Is our legal system adjusting to social media? With the heightened use of social media platforms, such as Facebook, Twitter, Instagram and a number of other applications, it has become more common for ‘site postings’ to be used as evidence in legal settings. The internet and social media are now a part of our criminal justice system, and courts around the country are updating their polices on using social media in the courtroom. Attorneys often consider how a client’s social media posts/posting could potentially affect their case when litigation is anticipated or pending. We would like to touch on the topic of social media here; however, the best course of action, if you’re concerned, is to contact our office and schedule a meeting with a lawyer at Deputy & Mizell
How could my social media posts be used against me?
As the defendant, the other side will probably investigate the public information on your personal social media accounts.

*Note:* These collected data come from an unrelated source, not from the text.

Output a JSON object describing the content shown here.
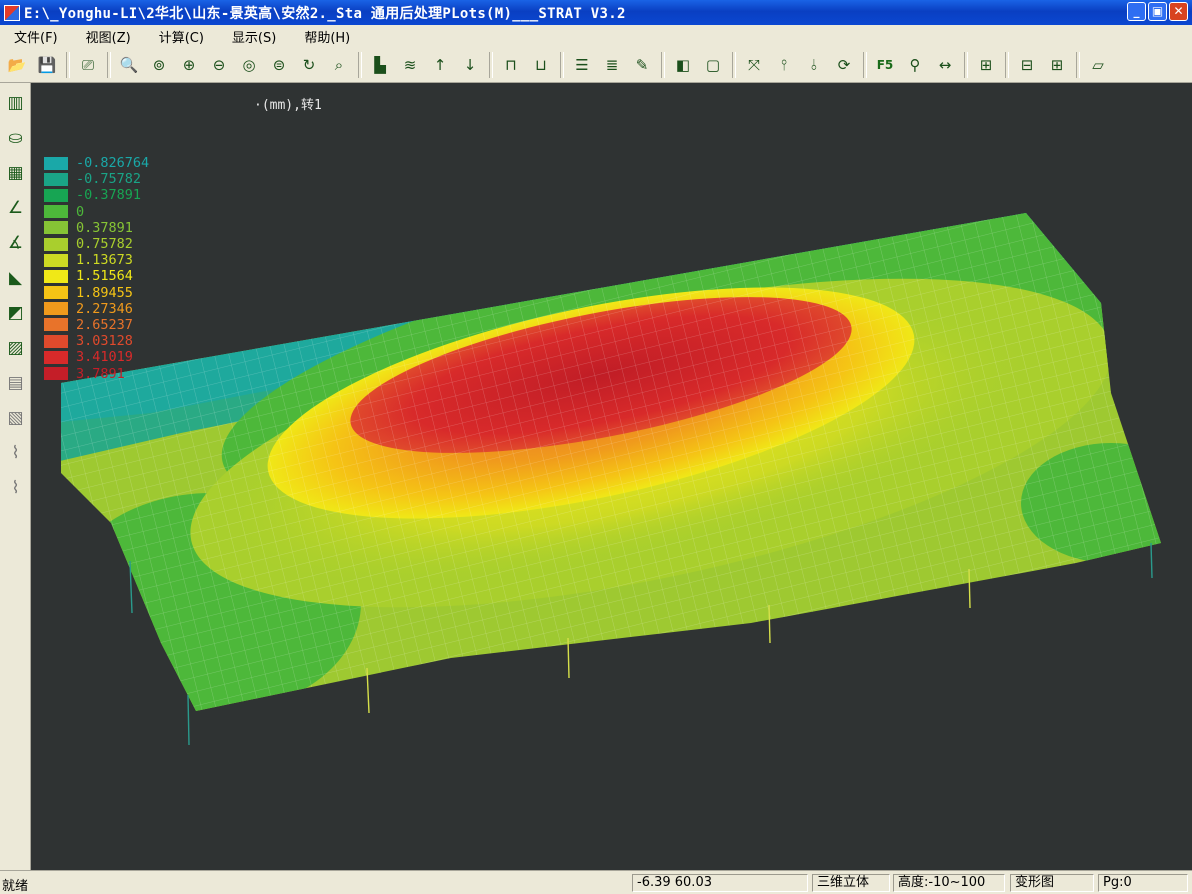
{
  "window": {
    "title": "E:\\_Yonghu-LI\\2华北\\山东-景英高\\安然2._Sta  通用后处理PLots(M)___STRAT V3.2",
    "minimize": "_",
    "maximize": "▣",
    "close": "✕"
  },
  "menu": [
    {
      "label": "文件(F)"
    },
    {
      "label": "视图(Z)"
    },
    {
      "label": "计算(C)"
    },
    {
      "label": "显示(S)"
    },
    {
      "label": "帮助(H)"
    }
  ],
  "toolbar": [
    {
      "icon": "open-folder-icon",
      "glyph": "📂"
    },
    {
      "icon": "save-icon",
      "glyph": "💾"
    },
    {
      "sep": true
    },
    {
      "icon": "print-preview-icon",
      "glyph": "⎚"
    },
    {
      "sep": true
    },
    {
      "icon": "zoom-window-icon",
      "glyph": "🔍"
    },
    {
      "icon": "zoom-all-icon",
      "glyph": "⊚"
    },
    {
      "icon": "zoom-in-icon",
      "glyph": "⊕"
    },
    {
      "icon": "zoom-out-icon",
      "glyph": "⊖"
    },
    {
      "icon": "zoom-previous-icon",
      "glyph": "◎"
    },
    {
      "icon": "zoom-dynamic-icon",
      "glyph": "⊜"
    },
    {
      "icon": "rotate-icon",
      "glyph": "↻"
    },
    {
      "icon": "zoom-realtime-icon",
      "glyph": "⌕"
    },
    {
      "sep": true
    },
    {
      "icon": "building-view-icon",
      "glyph": "▙"
    },
    {
      "icon": "layers-icon",
      "glyph": "≋"
    },
    {
      "icon": "arrow-up-icon",
      "glyph": "↑"
    },
    {
      "icon": "arrow-down-icon",
      "glyph": "↓"
    },
    {
      "sep": true
    },
    {
      "icon": "column-icon",
      "glyph": "⊓"
    },
    {
      "icon": "wall-icon",
      "glyph": "⊔"
    },
    {
      "sep": true
    },
    {
      "icon": "floor-stack-icon",
      "glyph": "☰"
    },
    {
      "icon": "floor-layers-icon",
      "glyph": "≣"
    },
    {
      "icon": "floor-edit-icon",
      "glyph": "✎"
    },
    {
      "sep": true
    },
    {
      "icon": "box-solid-icon",
      "glyph": "◧"
    },
    {
      "icon": "box-wire-icon",
      "glyph": "▢"
    },
    {
      "sep": true
    },
    {
      "icon": "axis-icon",
      "glyph": "⤧"
    },
    {
      "icon": "support-icon",
      "glyph": "⫯"
    },
    {
      "icon": "support-spring-icon",
      "glyph": "⫰"
    },
    {
      "icon": "refresh-icon",
      "glyph": "⟳"
    },
    {
      "sep": true
    },
    {
      "icon": "f5-icon",
      "text": "F5"
    },
    {
      "icon": "magnify-icon",
      "glyph": "⚲"
    },
    {
      "icon": "dimension-icon",
      "glyph": "↔"
    },
    {
      "sep": true
    },
    {
      "icon": "grid-ruler-icon",
      "glyph": "⊞"
    },
    {
      "sep": true
    },
    {
      "icon": "table-red-icon",
      "glyph": "⊟"
    },
    {
      "icon": "table-icon",
      "glyph": "⊞"
    },
    {
      "sep": true
    },
    {
      "icon": "slab-icon",
      "glyph": "▱"
    }
  ],
  "sidebar": [
    {
      "icon": "building-icon",
      "glyph": "▥"
    },
    {
      "icon": "cylinder-icon",
      "glyph": "⛀"
    },
    {
      "icon": "grid-frame-icon",
      "glyph": "▦"
    },
    {
      "icon": "angle-icon",
      "glyph": "∠"
    },
    {
      "icon": "angle-multi-icon",
      "glyph": "∡"
    },
    {
      "icon": "triangle-icon",
      "glyph": "◣"
    },
    {
      "icon": "triangle-split-icon",
      "glyph": "◩"
    },
    {
      "icon": "slab-grid-icon",
      "glyph": "▨"
    },
    {
      "icon": "table-grid-icon",
      "glyph": "▤",
      "grey": true
    },
    {
      "icon": "slab-outline-icon",
      "glyph": "▧",
      "grey": true
    },
    {
      "icon": "spring-icon",
      "glyph": "⌇",
      "grey": true
    },
    {
      "icon": "spring-double-icon",
      "glyph": "⌇",
      "grey": true
    }
  ],
  "canvas": {
    "unit_label": "·(mm),转1"
  },
  "legend": [
    {
      "value": "-0.826764",
      "color": "#1aa8a8"
    },
    {
      "value": "-0.75782",
      "color": "#1aa487"
    },
    {
      "value": "-0.37891",
      "color": "#17a553"
    },
    {
      "value": "0",
      "color": "#4db83a"
    },
    {
      "value": "0.37891",
      "color": "#86c435"
    },
    {
      "value": "0.75782",
      "color": "#a9cf2d"
    },
    {
      "value": "1.13673",
      "color": "#cdda23"
    },
    {
      "value": "1.51564",
      "color": "#f0e817"
    },
    {
      "value": "1.89455",
      "color": "#f5c415"
    },
    {
      "value": "2.27346",
      "color": "#f09a1c"
    },
    {
      "value": "2.65237",
      "color": "#e8732a"
    },
    {
      "value": "3.03128",
      "color": "#e04a2c"
    },
    {
      "value": "3.41019",
      "color": "#d82a2a"
    },
    {
      "value": "3.7891",
      "color": "#c41e28"
    }
  ],
  "status": {
    "ready": "就绪",
    "coords": "-6.39    60.03",
    "view_mode": "三维立体",
    "height": "高度:-10~100",
    "display": "变形图",
    "page": "Pg:0"
  }
}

Their hope is to find evidence that will defame your credibility and truthfulness. Depending on the nature of your past posts, they will look to uncover evidence aimed to attack or undermine your credibility. Your attorney may ask to review your social media postings and share advice on any material relevant to your case.
Should I discontinue the use of my social media accounts?

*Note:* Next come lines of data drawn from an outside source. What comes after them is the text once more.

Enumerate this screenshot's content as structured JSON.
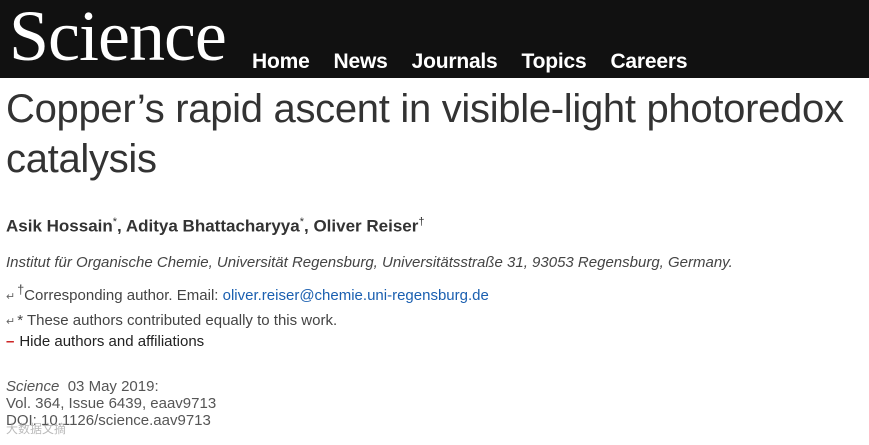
{
  "header": {
    "logo": "Science",
    "nav": [
      "Home",
      "News",
      "Journals",
      "Topics",
      "Careers"
    ]
  },
  "article": {
    "title": "Copper’s rapid ascent in visible-light photoredox catalysis",
    "authors": [
      {
        "name": "Asik Hossain",
        "mark": "*"
      },
      {
        "name": "Aditya Bhattacharyya",
        "mark": "*"
      },
      {
        "name": "Oliver Reiser",
        "mark": "†"
      }
    ],
    "affiliation": "Institut für Organische Chemie, Universität Regensburg, Universitätsstraße 31, 93053 Regensburg, Germany.",
    "corresponding_mark": "†",
    "corresponding_text": "Corresponding author. Email: ",
    "email": "oliver.reiser@chemie.uni-regensburg.de",
    "equal_contrib": "* These authors contributed equally to this work.",
    "hide_toggle": "Hide authors and affiliations",
    "journal": "Science",
    "date": "03 May 2019:",
    "volume_issue": "Vol. 364, Issue 6439, eaav9713",
    "doi": "DOI: 10.1126/science.aav9713"
  },
  "watermark": "大数据文摘"
}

If you are involved in a dispute, it may be a wise decision to suspend your social media
a platforms, for now. Changing the security and/or privacy settings could be an option if it is not a violation of any court orders already pronounced. Also, if family members and friends are aware of your personal legal situation, it is a good rule of thumb to review their posts and photos about you before they are published.
What types of cases might my social media information be admissible as evidence?

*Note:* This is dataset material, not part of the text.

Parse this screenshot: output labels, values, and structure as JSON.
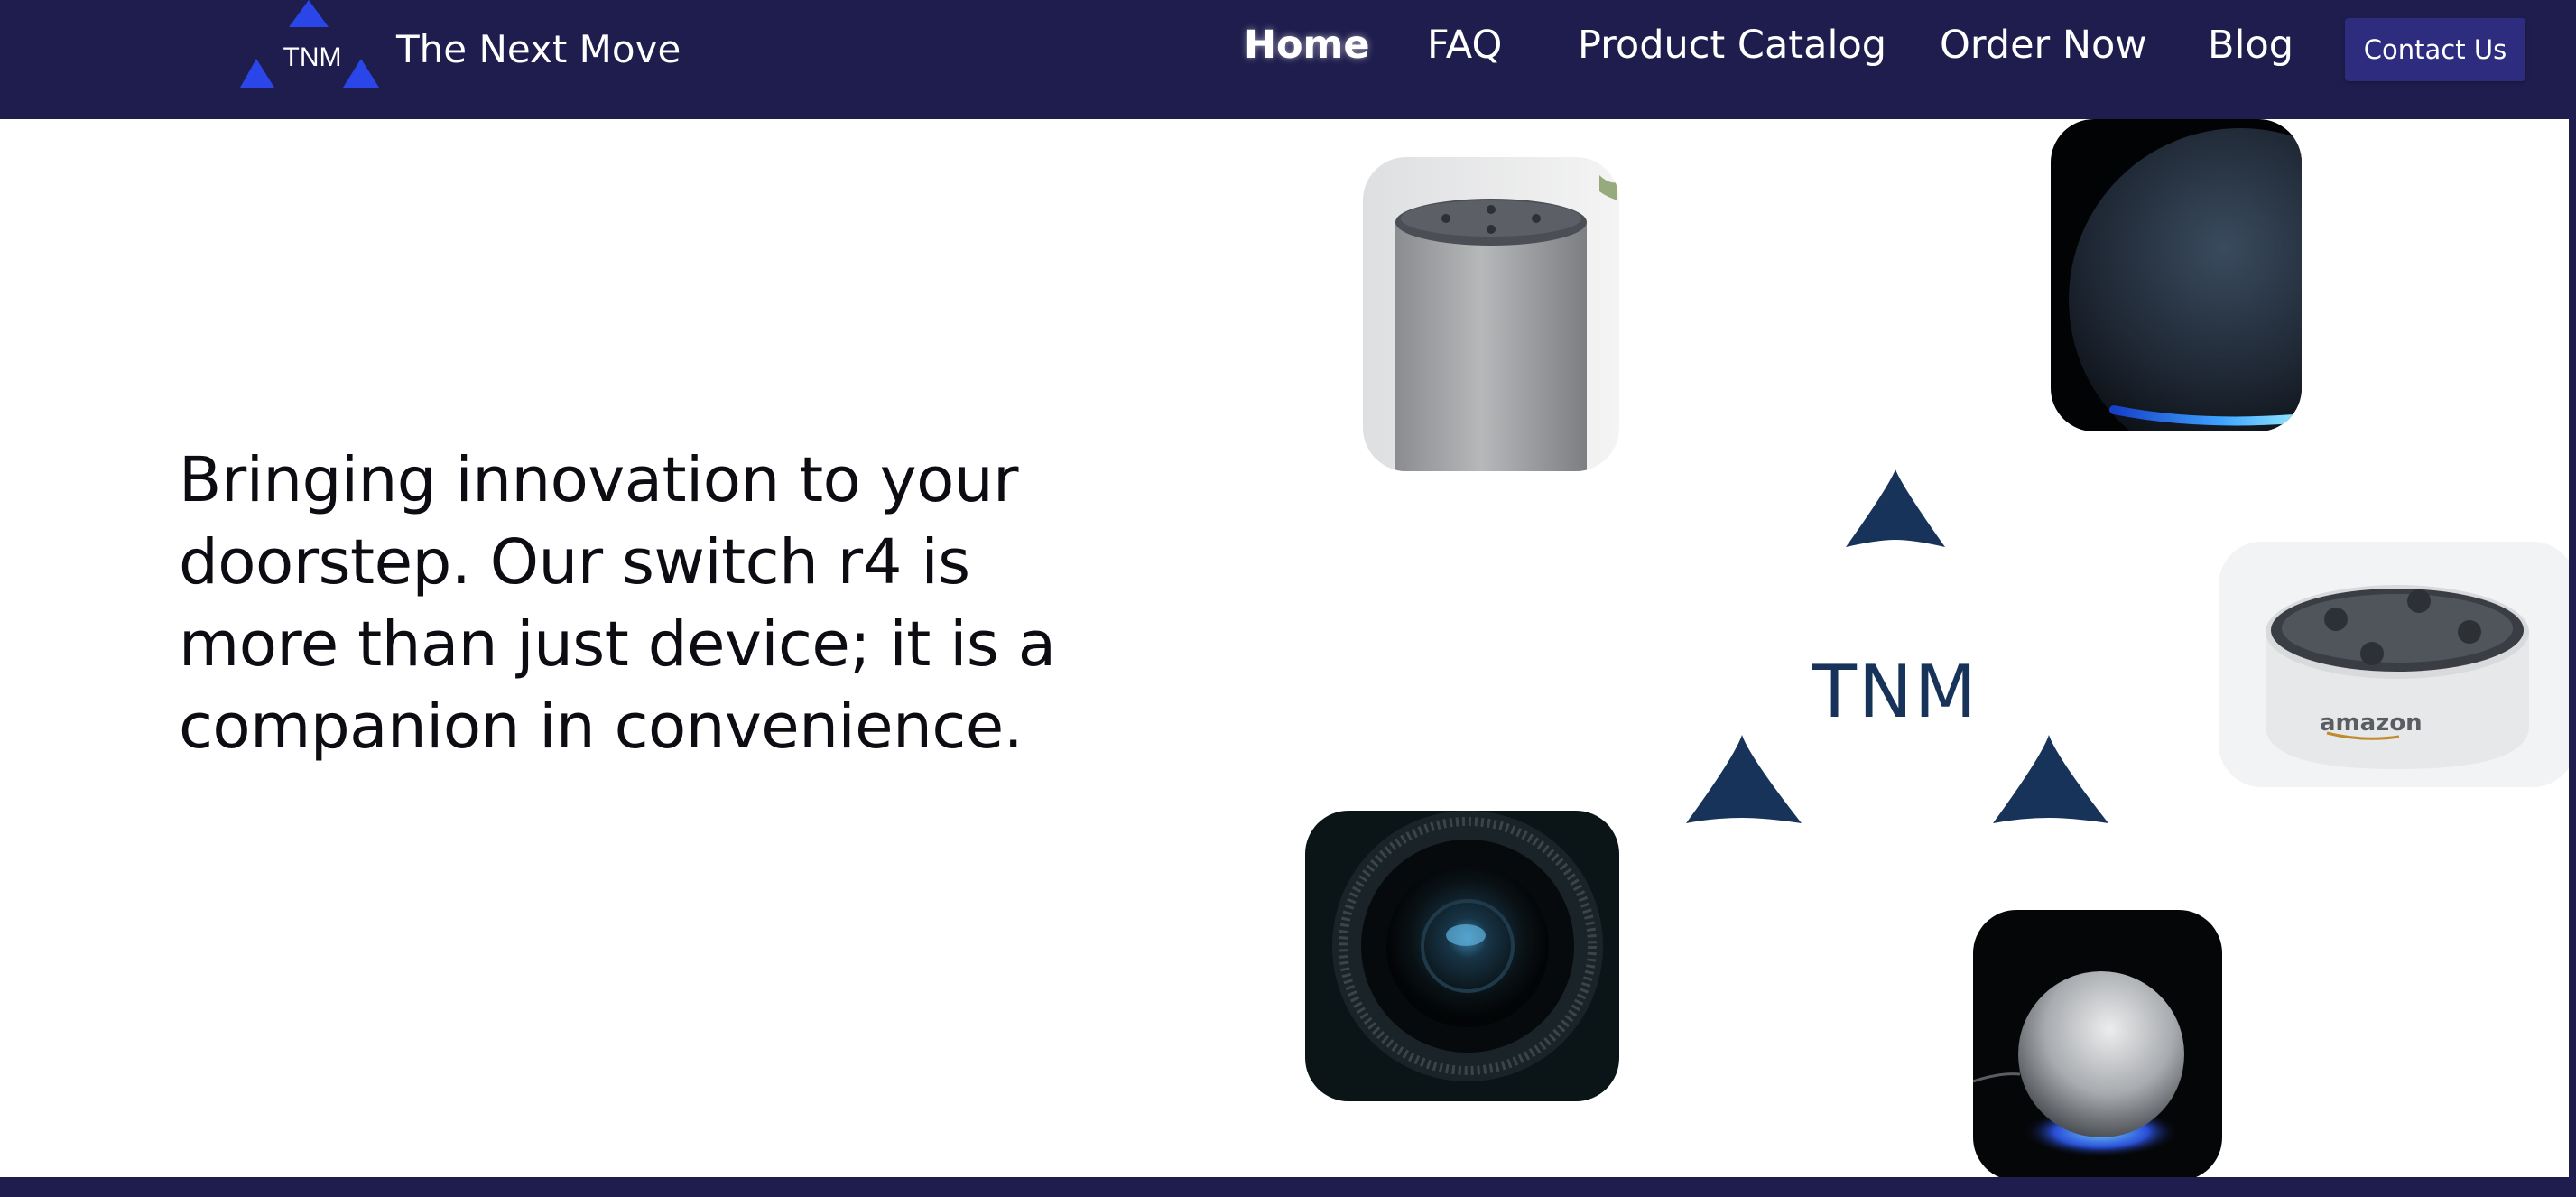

If you are in the process of a litigious and contentious divorce, child custody or child support matter pending in court, your social media posts may be admissible as evidence against you in court, if they were not obtained by illegal or deceitful methods. If you are aware of a family dispute, it may be wise to avoid social media for the time being as well. If you find that giving up your social media presence is not an option, it is wise to use caution when posting; consider the implications your statements and or photos could have if they were to be submitted as evidence in a courtroom. There are generally options to adjust privacy settings on media applications, which gives you control over your post(s) visibility. If you are posting publicly, others can gather your information with ease and it may come as a complete surprise when that information is constructed or misconstructed to use against you.